Facebook’s approach to nearly continuous deployment of mobile software
Chuck Rossi, along with 5 other co-authors that include Kent Beck (yes, XP Kent Beck), recently published the research paper Continuous Deployment of Mobile Software at Facebook (Showcase). If you have not read this article, I highly recommend reading the 12 pages in full.
Challenges of continuous deployment of mobile software
The paper provides insight regarding the challenges with continuous deployment of mobile software, including:
- Software updates not being transparent to end users, as we have with services delivered via the cloud
- Software that must be delivered as a complete binary, unlike microservices approaches that isolate small individual services to increase speed of testing and delivery while reducing risks
- Lack of control regarding whether or not mobile users choose to update their devices—something not encountered with cloud solutions where changes can be pushed out and controlled by the enterprise
- Challenges with the number of hardware variants, a challenge that is significantly more complicated than dealing with browser and operating system variants for Web applications
The team then set out to share their research on how close to “continuous” organizations may be able to get with updating and deploying mobile software.

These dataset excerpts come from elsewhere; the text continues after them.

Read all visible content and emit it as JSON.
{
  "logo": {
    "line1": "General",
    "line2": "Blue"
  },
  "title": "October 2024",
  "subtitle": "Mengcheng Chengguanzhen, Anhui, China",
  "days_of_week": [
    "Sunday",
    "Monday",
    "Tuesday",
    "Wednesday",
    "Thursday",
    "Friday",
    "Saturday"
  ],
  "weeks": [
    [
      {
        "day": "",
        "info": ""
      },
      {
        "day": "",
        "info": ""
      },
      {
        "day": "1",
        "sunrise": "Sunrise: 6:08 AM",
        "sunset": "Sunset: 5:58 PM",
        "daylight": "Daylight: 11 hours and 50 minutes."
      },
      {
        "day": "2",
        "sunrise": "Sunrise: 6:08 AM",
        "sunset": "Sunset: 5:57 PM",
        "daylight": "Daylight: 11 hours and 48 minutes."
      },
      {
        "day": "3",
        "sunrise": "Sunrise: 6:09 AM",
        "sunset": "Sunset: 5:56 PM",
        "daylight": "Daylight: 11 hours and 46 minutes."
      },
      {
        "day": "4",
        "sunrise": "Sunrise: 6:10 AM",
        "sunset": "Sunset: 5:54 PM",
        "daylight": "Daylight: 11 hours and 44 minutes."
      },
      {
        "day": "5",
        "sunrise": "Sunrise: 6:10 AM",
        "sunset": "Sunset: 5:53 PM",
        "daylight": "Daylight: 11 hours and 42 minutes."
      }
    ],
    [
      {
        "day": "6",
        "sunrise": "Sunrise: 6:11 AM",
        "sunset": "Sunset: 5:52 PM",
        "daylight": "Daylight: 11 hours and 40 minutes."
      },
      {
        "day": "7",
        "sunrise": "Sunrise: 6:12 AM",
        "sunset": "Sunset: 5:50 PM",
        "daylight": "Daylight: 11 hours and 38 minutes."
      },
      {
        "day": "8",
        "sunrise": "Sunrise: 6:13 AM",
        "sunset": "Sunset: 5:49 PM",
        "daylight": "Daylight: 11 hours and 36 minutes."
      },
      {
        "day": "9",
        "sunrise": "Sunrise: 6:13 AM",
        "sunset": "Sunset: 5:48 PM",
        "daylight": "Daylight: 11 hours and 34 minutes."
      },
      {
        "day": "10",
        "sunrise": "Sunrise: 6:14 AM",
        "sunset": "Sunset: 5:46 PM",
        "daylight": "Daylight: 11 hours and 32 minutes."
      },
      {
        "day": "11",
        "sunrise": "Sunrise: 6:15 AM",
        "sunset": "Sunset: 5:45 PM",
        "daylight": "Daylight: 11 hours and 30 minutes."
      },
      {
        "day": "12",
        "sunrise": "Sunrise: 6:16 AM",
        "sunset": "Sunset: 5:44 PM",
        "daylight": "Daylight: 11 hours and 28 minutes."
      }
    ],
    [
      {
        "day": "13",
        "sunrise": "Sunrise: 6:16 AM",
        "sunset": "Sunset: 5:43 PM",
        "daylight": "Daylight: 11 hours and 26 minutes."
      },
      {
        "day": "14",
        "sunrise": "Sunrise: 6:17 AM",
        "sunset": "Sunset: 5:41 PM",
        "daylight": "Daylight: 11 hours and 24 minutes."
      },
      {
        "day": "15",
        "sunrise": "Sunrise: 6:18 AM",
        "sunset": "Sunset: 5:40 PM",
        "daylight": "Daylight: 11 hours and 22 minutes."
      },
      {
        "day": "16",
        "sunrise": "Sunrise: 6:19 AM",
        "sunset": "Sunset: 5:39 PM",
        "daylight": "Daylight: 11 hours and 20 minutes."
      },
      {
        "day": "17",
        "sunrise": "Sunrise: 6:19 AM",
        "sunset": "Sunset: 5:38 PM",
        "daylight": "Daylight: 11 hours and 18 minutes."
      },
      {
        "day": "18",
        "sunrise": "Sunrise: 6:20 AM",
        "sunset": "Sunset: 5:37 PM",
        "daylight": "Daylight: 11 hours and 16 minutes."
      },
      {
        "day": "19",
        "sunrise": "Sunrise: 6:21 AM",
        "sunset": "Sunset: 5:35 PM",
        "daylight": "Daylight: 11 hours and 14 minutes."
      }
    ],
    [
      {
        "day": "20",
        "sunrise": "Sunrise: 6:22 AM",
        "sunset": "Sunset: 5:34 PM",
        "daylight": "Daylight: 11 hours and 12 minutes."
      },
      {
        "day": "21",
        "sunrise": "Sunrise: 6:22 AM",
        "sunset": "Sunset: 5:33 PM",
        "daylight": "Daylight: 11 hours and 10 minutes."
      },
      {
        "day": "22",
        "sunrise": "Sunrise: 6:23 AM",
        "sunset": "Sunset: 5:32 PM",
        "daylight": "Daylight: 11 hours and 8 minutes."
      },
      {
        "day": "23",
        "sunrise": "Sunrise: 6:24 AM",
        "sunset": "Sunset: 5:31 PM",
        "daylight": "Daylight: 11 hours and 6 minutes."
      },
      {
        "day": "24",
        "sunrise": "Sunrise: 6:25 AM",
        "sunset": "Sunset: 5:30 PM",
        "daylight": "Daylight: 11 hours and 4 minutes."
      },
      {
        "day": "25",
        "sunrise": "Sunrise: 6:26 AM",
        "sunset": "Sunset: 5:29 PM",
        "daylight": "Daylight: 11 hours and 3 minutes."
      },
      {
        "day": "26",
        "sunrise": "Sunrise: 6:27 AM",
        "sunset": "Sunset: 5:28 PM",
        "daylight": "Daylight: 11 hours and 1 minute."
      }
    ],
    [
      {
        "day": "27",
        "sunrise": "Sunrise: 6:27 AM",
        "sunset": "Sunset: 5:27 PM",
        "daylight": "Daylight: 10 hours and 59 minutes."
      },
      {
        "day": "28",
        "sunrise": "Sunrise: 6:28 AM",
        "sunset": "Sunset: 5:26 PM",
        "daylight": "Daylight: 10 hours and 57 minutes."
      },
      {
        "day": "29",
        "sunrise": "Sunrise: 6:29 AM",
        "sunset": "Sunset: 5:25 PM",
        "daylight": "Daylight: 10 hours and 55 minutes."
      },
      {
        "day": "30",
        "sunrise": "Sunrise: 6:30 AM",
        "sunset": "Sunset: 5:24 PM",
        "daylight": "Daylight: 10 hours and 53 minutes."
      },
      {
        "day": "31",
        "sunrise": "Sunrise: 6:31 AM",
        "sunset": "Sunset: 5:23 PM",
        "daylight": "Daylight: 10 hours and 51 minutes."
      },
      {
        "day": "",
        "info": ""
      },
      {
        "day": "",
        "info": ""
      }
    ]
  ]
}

Reinforcement of good practices
I appreciated the reinforcement of good practices mentioned within the article:
- Short-lived local branches with frequent pushes to the Master branch
- Ability to toggle mobile features on and off from the server side with some granularity
- Rotating senior developers onto the Release Engineering Team
- Automating testing as much as possible for reproducibility, including unit tests, static analysis, build tests, integration tests, performance tests, capacity tests and conformance tests
- The value placed on code reviews
The degree of automation and precision in detecting what injected an issue are essential to building up speed to get to near continuous deployment. Bots categorize reliability issues and automatically review which code changes are closest to instructions in the stack trace. Automation includes auto-analysis and consolidation of user issues and automatically adding tasks where there are consistent issues.
Insight into Facebook’s Infrastructure-as-a-Service approach
Another of the fascinating aspects of how Facebook tests mobile devices is the description of their Infrastructure-as-a Service approach that includes racks of mobile devices used to test for regressions against app speed, memory usage and battery efficiency. Nodes connected to the devices use Chef to configure the devices and cameras photograph the results.
Spoiler alert…. You really should read the whole paper.
That said, the following are some of the results that I found fascinating:
- Continuous deployment is not negatively affecting productivity even as the organization size scales
- The number of deployments does not appear to be increasing the number of critical issues
- Shortened lengths of deployment cycles do not appear to be negatively impacting software quality, as indicated by launch blockers or crash rates
- It’s quite possible that when developers are rushing like crazy to push software out on the cut day, they produce lower quality code. We’ve probably all experienced that, but the authors have metrics to back up their hypothesis.
This research paper is one that I’ll hang onto as an example to aspire to, both in terms of data-driven decision making and pushing the limits of what’s possible with mobile development.